Expanded study abroad opportunities now fit a variety of student situations. UW-Madison is also working with companies to promote internships with corporations that have an international component, whether offshore or stateside. Many more of these opportunities for our students would be welcomed!
The role of business
When I was an employer at the Bank of America, we hired young people coming out of top-flight business schools and especially appreciated and sought out graduates who had a global component to their skill base. The Midwestern work ethic was a bonus!
Many Wisconsin companies fully recognize the importance of global competence. They are already making contributions – recruiting on campus, meeting with students, providing scholarships and internships. But as Wisconsin continues to position itself, its companies, and citizens to be successful on a global stage, partnerships between business and education will become even more important.

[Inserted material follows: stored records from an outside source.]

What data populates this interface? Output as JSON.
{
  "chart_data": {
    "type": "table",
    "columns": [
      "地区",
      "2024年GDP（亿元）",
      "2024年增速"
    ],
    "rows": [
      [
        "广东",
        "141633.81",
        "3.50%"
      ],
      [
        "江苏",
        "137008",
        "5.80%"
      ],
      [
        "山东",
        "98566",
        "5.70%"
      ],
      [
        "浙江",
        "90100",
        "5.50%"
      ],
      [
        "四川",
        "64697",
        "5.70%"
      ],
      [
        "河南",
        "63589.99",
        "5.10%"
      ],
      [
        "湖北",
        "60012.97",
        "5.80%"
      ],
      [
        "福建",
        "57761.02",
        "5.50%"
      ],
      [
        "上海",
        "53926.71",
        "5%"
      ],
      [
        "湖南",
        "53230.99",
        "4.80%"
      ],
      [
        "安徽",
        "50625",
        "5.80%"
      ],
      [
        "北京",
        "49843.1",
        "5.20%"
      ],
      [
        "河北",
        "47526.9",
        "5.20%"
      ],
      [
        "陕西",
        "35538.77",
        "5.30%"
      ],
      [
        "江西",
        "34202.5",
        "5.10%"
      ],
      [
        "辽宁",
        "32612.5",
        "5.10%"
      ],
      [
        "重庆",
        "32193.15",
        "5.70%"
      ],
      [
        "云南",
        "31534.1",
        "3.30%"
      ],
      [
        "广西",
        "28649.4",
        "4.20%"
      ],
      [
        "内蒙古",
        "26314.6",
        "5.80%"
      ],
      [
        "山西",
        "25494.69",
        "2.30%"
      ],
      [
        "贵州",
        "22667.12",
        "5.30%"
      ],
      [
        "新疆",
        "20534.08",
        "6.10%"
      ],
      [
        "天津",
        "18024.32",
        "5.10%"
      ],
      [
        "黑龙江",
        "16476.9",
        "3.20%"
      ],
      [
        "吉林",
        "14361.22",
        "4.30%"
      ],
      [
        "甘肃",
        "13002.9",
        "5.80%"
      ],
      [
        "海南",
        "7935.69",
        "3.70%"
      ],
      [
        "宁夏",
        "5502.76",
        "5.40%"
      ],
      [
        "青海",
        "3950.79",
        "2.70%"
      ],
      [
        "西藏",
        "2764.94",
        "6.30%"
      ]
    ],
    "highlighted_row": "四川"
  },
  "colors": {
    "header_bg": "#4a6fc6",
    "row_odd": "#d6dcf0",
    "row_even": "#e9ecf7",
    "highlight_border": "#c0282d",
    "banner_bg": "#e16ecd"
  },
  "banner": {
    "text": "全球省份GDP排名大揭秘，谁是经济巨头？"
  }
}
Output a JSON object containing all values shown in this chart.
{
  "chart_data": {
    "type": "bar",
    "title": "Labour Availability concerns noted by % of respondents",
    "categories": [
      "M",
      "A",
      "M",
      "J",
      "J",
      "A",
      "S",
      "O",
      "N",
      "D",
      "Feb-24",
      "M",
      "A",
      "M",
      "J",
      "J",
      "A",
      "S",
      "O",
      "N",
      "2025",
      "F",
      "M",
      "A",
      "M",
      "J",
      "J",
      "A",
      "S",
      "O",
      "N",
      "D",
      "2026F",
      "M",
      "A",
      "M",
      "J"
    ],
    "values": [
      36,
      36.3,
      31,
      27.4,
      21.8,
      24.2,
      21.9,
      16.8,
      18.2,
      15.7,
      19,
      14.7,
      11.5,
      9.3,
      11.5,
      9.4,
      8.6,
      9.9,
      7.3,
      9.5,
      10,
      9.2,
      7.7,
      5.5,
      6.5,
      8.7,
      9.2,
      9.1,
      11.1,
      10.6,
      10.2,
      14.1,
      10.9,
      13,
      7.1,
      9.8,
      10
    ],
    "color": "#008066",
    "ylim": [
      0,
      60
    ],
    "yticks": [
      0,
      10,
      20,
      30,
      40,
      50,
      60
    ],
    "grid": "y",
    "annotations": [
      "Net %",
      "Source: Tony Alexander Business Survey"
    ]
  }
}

Many of us are probably familiar with the Wisconsin Idea, the principle that education should influence and improve people’s lives beyond the university classroom. The idea has guided the university’s work for one hundred years. In like measure, could business reach out even more vigorously to UW-Madison and our other colleges and universities with opportunities to understand what it means to be internationally minded in a business sense?
Companies could provide speakers not just at School of Business functions, but in programs across the state’s campuses. Business could also volunteer to help organize company-sited sessions for students to understand the global components of their operations. Business can also help universities develop content that can bring real-world situations into the classroom.
Business and higher education must work even more collaboratively to ensure our graduates are fully equipped to operate in a marketplace that is both local and global. In so doing, we will assure that Wisconsin’s human capital, as well as its goods and services, are seen as the best in the world.
The more adaptable our students become, the better prepared they will be. And that global competence is increasingly the key to keeping Wisconsin in the forefront strategically and economically.
Frances Shuter Taylor is a former Executive Vice President of Bank of America and CEO of BA Asia, Ltd. Now retired, Fran currently serves on the Boards of TomoTherapy, Oak Bank, the Wisconsin Chamber Orchestra, the UW Foundation, and UW-Madison Division of International Studies advisory board. In May, she received a Distinguished Alumni Award from the Wisconsin Alumni Association. The award, the highest honor bestowed by the WAA, recognizes graduates for their professional achievements, contributions to society, and support of the university.